I’ve been thinking about this for a while, you’ll see that if you head a couple of posts back, about te dividing line between copying and inspiration. This crystalised for me this week when I started rereading a book. I won’t name it, but I remember that, when I read it the first time, I was struck with the resemblance a major portion of the setting had to something I had read years before.
That may or may not have been inadvertent,. The author claims it was definitely based on the other work, but it had been inadvertent, and it was possible, but rereading it got me thinking. What is the dividing line between inspiration and theft? Is the Law being used to restrict use of works far beyond the original intention.
An analogy.
Making dinner. I had leftover tagliatelle. I had the notion of doing a Tagliatelle Salsicca. Now, I’m sure it’s a standard recipe somewhere in Italy, I’ve no doubt seen a recipe someplace, but I’ve only ever had it in DiMaggio’s in Shawlands. Salsicca has a tomato based sauce, and we’ve had to many tomato and meat meals this last week.
So, I cooked the sausages, with mushrooms, garlic, onions and a leftover half of a green pepper, finely chopped, but I covered it in a pepper sauce, not a tomato one.
So, I was inspired by a product from another, is it a derivative work, when the end product has a different flavour, even if most of the ingredients were the same?
Famously there are only supposed to be a limited number of story plots in the world, the flash the author puts on them, the details and the story telling make the difference, so any one story can resemble another, but where does the boundary between similar and rip-off lie.
A couple of decades ago, a famous author got into trouble when he published a set of short stories, of which the headline one had a twist they’d read in some short stories they had judged. The reply was that “this was the author’s version”.
I wrote a short story in June. It’s my story, but I had been describing the L Sprague de Camp story “The Hardwood Pile” to my wife, and that set me onto the path of my story. it is different, and not just because mine lacks the easy humour and engaging writing of L Sprague de Camp, the events, result and participants are different, but it was inspired by, no two ways about it.
Am I a shameless rip off artist? I would say not, not that time anyway, the famous author had a tougher job justifying their story.
Role-playing games.
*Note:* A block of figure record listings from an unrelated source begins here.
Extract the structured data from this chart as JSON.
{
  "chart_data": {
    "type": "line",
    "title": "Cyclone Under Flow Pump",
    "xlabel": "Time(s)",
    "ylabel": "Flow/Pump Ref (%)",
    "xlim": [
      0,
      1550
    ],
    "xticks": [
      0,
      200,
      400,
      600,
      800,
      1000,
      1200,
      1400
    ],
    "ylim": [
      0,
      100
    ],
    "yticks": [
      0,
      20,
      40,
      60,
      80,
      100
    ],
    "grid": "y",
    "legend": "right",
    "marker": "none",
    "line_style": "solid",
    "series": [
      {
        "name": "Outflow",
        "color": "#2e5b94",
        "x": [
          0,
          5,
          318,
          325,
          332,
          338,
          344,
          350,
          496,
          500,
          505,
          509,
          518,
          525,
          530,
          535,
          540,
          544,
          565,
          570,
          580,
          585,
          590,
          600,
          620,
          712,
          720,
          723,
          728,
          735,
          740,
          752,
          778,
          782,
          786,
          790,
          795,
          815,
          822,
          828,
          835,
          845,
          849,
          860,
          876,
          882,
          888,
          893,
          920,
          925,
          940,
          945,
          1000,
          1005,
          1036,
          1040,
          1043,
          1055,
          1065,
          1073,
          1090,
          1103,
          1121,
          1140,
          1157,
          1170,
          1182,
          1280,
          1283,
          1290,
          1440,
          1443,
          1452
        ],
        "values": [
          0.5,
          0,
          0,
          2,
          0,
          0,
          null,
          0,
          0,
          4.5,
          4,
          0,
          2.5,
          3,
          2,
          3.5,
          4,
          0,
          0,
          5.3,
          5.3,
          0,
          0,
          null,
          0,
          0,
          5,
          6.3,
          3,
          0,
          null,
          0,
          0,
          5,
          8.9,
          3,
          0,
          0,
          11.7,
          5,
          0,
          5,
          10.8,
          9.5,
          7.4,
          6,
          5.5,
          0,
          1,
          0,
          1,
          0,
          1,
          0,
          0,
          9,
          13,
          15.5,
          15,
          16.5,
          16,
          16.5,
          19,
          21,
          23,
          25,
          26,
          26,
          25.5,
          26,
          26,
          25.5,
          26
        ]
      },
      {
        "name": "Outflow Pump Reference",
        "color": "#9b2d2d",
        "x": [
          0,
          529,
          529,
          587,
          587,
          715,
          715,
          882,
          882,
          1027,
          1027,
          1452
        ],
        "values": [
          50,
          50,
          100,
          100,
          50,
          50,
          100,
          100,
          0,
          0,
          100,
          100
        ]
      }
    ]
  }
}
It’s long established that ideas are not able to be afforded the restriction of copy-right, only the implementation. That is why RPGs after TSR’s original D&D exist without paying royalties to Hasbro. There can be arguments made about “derived works” if the product was too similar to the original, but the successors rarely went down the same path as D&D so escaped.
Even D&D, it could be argued, was not born out of the ether with total originality. Personalities in imaginary lands had existed in wargaming previous to D&D, as had fantasy wargaming, so there were roots there.never mind kids just saying “I’m Tarzan, you three are poachers. Let’s play”
Ideas can be patented. Wizards of the Cost patented turning a card sideways to show it had been used. Now personally I think that is a silly patent, but at least it illustrates the point. Without that, I could publish a game that turned a card sideways, as long as I used original text to describe that.
With a patent, I have to licence it from, now, Hasbro, and pay a royalty. This brings us closer to my worry. There is a media giant that made a lot of money reselling public domain and out of copyright stories. It then used its influence to have the length of copyright extended to protect its works far beyond sanity.
None of us exist in a vacuum, bereft of other cultural influences. To quite Phil Kay “No man is an island, unless his name is Madagascar”. Funny joke. We are all connected, but even that joke depends on a familiarity with Milton’s “no man is an island”, even if you don’t know who wrote it or in what context. That media giant is in the US. The US exports its rules on patents and copyrights around the world via WTO negotiations, so the chilling effect on our future culture is being chilled.
The Law is being used to pull the ladder up behind those who have made a success out of shared ideas and culture. Only officially approved and licenced works will be able to get wide distribution, and we will all be poorer for it.